- Title screen
- Developer: Ahead Designs
- Publisher: Development Learning Materials
- Series: Garfield
- Platforms: Apple II, Commodore 64, MS-DOS
- Release: Original: 1986; Deluxe: 1987;
- Genre: Educational
- Mode: Single-player

= Create with Garfield =

1986 video game

Create with Garfield is a 1986 educational video game based on Jim Davis' Garfield comic strip, developed by Ahead Designs and published by Development Learning Materials. It was released for Apple II, Commodore 64, and MS-DOS. A deluxe edition was released in 1987; it featured two disks (one containing additional character and prop sprites), improved printer drivers and a shortcut for returning to a previous screen.
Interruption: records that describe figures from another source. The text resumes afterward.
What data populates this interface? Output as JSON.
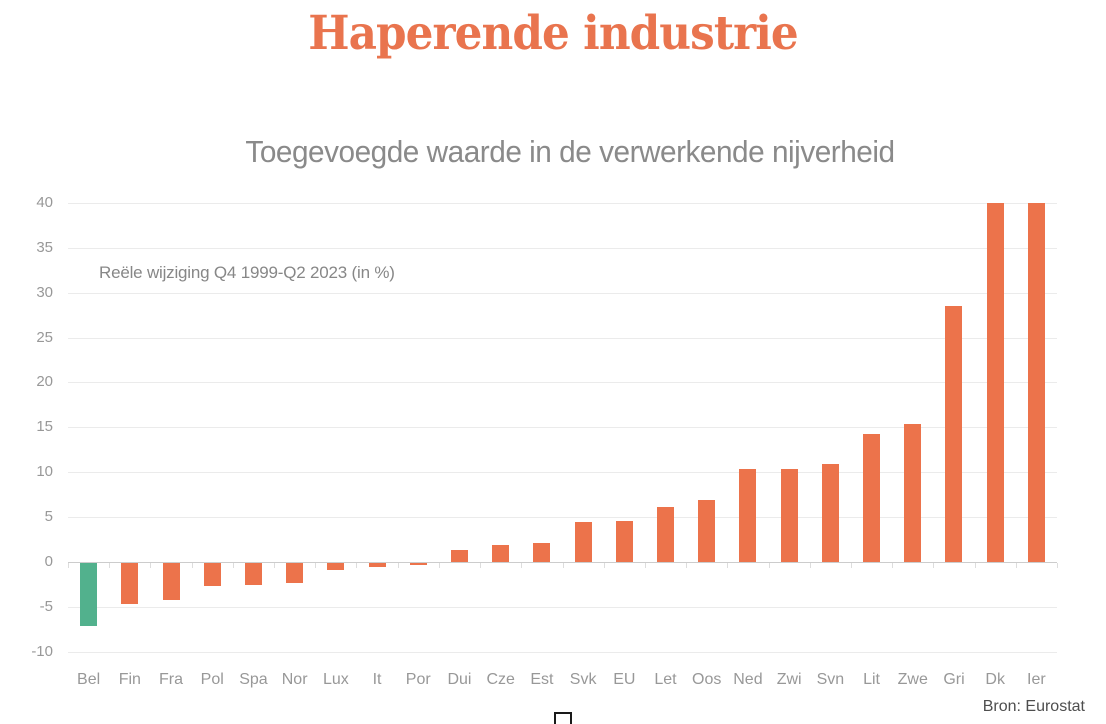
{
  "page_title": "Haperende industrie",
  "chart": {
    "subtitle": "Toegevoegde waarde in de verwerkende nijverheid",
    "annotation": "Reële wijziging Q4 1999-Q2 2023 (in %)",
    "source": "Bron: Eurostat"
  },
  "colors": {
    "title_orange": "#E9744E",
    "bar_orange": "#EC734B",
    "bar_green_highlight": "#52B18D",
    "axis_label_gray": "#989898",
    "subtitle_gray": "#8A8A8A",
    "annotation_gray": "#878787",
    "source_gray": "#4E4E4E"
  },
  "chart_data": {
    "type": "bar",
    "title": "Toegevoegde waarde in de verwerkende nijverheid",
    "annotation": "Reële wijziging Q4 1999-Q2 2023 (in %)",
    "source": "Bron: Eurostat",
    "categories": [
      "Bel",
      "Fin",
      "Fra",
      "Pol",
      "Spa",
      "Nor",
      "Lux",
      "It",
      "Por",
      "Dui",
      "Cze",
      "Est",
      "Svk",
      "EU",
      "Let",
      "Oos",
      "Ned",
      "Zwi",
      "Svn",
      "Lit",
      "Zwe",
      "Gri",
      "Dk",
      "Ier"
    ],
    "values": [
      -7,
      -4.6,
      -4.1,
      -2.6,
      -2.5,
      -2.2,
      -0.8,
      -0.5,
      -0.2,
      1.3,
      1.9,
      2.1,
      4.5,
      4.6,
      6.1,
      6.9,
      10.4,
      10.4,
      10.9,
      14.2,
      15.4,
      28.5,
      40,
      40
    ],
    "highlight_category": "Bel",
    "unit": "%",
    "ylim": [
      -10,
      40
    ],
    "yticks": [
      40,
      35,
      30,
      25,
      20,
      15,
      10,
      5,
      0,
      -5,
      -10
    ],
    "grid": true,
    "legend": false
  }
}
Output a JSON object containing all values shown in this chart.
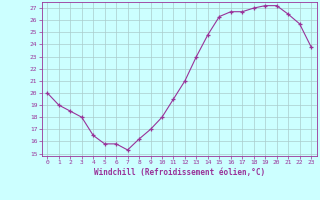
{
  "x": [
    0,
    1,
    2,
    3,
    4,
    5,
    6,
    7,
    8,
    9,
    10,
    11,
    12,
    13,
    14,
    15,
    16,
    17,
    18,
    19,
    20,
    21,
    22,
    23
  ],
  "y": [
    20,
    19,
    18.5,
    18,
    16.5,
    15.8,
    15.8,
    15.3,
    16.2,
    17,
    18,
    19.5,
    21,
    23,
    24.8,
    26.3,
    26.7,
    26.7,
    27,
    27.2,
    27.2,
    26.5,
    25.7,
    23.8
  ],
  "line_color": "#993399",
  "marker_color": "#993399",
  "bg_color": "#ccffff",
  "grid_color": "#aacccc",
  "xlabel": "Windchill (Refroidissement éolien,°C)",
  "xlabel_color": "#993399",
  "ylim": [
    14.8,
    27.5
  ],
  "yticks": [
    15,
    16,
    17,
    18,
    19,
    20,
    21,
    22,
    23,
    24,
    25,
    26,
    27
  ],
  "xticks": [
    0,
    1,
    2,
    3,
    4,
    5,
    6,
    7,
    8,
    9,
    10,
    11,
    12,
    13,
    14,
    15,
    16,
    17,
    18,
    19,
    20,
    21,
    22,
    23
  ],
  "tick_color": "#993399",
  "axis_color": "#993399",
  "figsize": [
    3.2,
    2.0
  ],
  "dpi": 100
}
A companion disk was released in 1989.

==Gameplay==
The game allows players to make Garfield cartoons with pieces of artwork featuring characters, props, backgrounds, and text. The game functions with a drag-and-drop system used by a keyboard, mouse or joystick. Cartoons can be printed and/or saved to disk.

==Reception==
Eric Holroyd, in a review for the Australian Apple Review, recommended the game for Garfield fans, especially if mixed with the similar game Teddy Bear-rels of Fun, claiming that "The added bonus of mixing and matching the two will give endless hours of fun for you, your family and your friends". Neil Randall, writing in Compute!'s Gazette, highly recommended the software for those who enjoyed "creativity programs". He complemented the program as "useful and fun" and thought it "impressive for its ability to get the user creating shortly after boot-up".